I know it exists, but it has appeared to languish for years. They rely on third parties now for inclusion of books, whereas in the early days they innovated on their own with specialized scanning technology. They seemed quite proud of it a decade ago. When was the last time Google has touted their books project? Have they even integrated searching books into their main search (which was supposed to catalogue And make searchable all the world’s information)?
It was paralyzed by legal disputes with book publishers.
In the years the lawsuits were going on, nearly everyone left the project. And then the lawyers have put in so many red lines that it's nearly impossible to make any changes to it.
Yup, I read about that on Wikipedia, but I can't help but not care. If a company touts massive initiatives and then gets bogged down in lawsuits, it seems like they didn't do the basic due diligence to avoid that. (Uber, AirBNB, and others seem to also have these headwinds, though not to the extent that it led to permanent paralysis, so maybe Google made a bet they thought they'd win and then didn't, whereas these other companies did.). I can't help but wonder why, with Google's resources vs. Uber or AirBNB, they couldn't keep moving forward if they wanted to. Strike deals, pay people, whatever. If it matters (i.e. if it involved ads) they would have done it.
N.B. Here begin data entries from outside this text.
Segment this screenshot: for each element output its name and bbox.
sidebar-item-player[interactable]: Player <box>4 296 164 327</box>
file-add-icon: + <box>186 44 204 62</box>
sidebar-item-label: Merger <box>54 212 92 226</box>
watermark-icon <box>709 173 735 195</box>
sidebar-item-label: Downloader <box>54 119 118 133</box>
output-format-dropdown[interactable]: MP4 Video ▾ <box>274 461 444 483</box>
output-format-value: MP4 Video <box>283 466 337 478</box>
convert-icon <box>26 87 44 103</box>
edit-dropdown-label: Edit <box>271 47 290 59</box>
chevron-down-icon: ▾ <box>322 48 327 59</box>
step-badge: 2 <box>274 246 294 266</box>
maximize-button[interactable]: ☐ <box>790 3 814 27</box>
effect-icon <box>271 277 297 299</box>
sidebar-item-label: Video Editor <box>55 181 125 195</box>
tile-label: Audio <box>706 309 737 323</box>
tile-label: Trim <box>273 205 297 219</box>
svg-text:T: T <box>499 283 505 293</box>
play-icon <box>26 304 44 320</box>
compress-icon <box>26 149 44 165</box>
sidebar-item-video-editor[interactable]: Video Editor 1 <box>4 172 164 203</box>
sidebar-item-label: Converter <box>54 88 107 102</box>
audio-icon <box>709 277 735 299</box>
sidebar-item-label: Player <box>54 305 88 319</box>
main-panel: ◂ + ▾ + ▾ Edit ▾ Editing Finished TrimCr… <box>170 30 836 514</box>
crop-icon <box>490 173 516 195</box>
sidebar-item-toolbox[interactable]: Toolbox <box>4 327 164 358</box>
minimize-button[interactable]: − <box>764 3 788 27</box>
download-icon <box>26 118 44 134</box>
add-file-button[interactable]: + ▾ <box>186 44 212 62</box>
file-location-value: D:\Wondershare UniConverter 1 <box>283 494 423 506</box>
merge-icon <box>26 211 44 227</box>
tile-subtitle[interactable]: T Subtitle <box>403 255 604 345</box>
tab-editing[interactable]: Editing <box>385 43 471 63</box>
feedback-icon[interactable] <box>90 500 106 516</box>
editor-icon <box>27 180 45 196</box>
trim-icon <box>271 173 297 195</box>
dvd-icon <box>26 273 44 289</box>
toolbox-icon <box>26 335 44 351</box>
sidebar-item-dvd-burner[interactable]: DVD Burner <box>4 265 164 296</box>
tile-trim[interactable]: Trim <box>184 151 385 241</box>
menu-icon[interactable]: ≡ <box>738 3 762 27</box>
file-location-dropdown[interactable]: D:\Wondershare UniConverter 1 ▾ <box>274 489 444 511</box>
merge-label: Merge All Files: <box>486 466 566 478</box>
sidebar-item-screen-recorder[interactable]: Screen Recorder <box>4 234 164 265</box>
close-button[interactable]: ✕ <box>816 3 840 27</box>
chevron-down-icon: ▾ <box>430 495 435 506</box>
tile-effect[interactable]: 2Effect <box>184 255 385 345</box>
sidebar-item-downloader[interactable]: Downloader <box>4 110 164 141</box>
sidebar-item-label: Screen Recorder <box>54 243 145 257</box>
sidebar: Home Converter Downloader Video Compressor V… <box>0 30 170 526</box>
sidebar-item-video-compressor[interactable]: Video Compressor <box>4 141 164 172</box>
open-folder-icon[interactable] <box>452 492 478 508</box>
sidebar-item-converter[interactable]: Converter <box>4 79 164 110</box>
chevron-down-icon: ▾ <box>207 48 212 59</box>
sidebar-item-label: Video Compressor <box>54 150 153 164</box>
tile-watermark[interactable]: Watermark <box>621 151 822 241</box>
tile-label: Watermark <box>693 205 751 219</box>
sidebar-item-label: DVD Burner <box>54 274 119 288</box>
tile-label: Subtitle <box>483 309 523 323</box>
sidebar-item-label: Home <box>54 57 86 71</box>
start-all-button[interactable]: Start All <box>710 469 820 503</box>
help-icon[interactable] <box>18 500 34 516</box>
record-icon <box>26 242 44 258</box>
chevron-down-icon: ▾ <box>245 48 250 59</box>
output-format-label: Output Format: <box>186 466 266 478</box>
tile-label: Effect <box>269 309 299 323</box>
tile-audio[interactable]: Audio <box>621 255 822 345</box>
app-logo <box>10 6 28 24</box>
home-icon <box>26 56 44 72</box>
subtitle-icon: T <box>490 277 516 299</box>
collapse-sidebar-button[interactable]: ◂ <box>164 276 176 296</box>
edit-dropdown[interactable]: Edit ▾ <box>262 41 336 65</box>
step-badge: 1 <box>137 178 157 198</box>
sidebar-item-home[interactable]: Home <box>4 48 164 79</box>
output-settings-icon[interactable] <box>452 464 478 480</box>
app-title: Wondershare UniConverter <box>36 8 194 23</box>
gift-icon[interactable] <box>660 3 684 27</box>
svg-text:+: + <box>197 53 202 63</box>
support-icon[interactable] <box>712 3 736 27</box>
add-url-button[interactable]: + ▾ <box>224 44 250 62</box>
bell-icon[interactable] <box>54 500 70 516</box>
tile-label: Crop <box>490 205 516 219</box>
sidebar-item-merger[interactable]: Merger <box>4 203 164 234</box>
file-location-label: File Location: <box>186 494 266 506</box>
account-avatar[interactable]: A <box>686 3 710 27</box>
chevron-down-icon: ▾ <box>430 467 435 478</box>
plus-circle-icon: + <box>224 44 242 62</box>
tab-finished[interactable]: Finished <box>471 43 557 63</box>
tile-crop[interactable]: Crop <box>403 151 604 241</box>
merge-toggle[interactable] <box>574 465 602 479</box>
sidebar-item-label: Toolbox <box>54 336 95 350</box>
Given Google's behaviour since the end of their period of true innovative excellence, I don't cut them much slack.
This well-written article, "Torching the Modern-Day Library of Alexandria"[0], might change your mind on that. I found it to be a compelling and tragic story.
Edit: actually, I think this would make a good submission. Looks like it hasn't been posted since 2017.
> People have been trying to build a library like this for ages—to do so, they’ve said, would be to erect one of the great humanitarian artifacts of all time—and here we’ve done the work to make it real and we were about to give it to the world and now, instead, it’s 50 or 60 petabytes on disk, and the only people who can see it are half a dozen engineers on the project who happen to have access because they’re the ones responsible for locking it up.
Could have been great but it wasn't perfect for everyone so it was scraped because surely Congress would take up this noble quest...
It hasn’t been killed but it is clearly a zombie.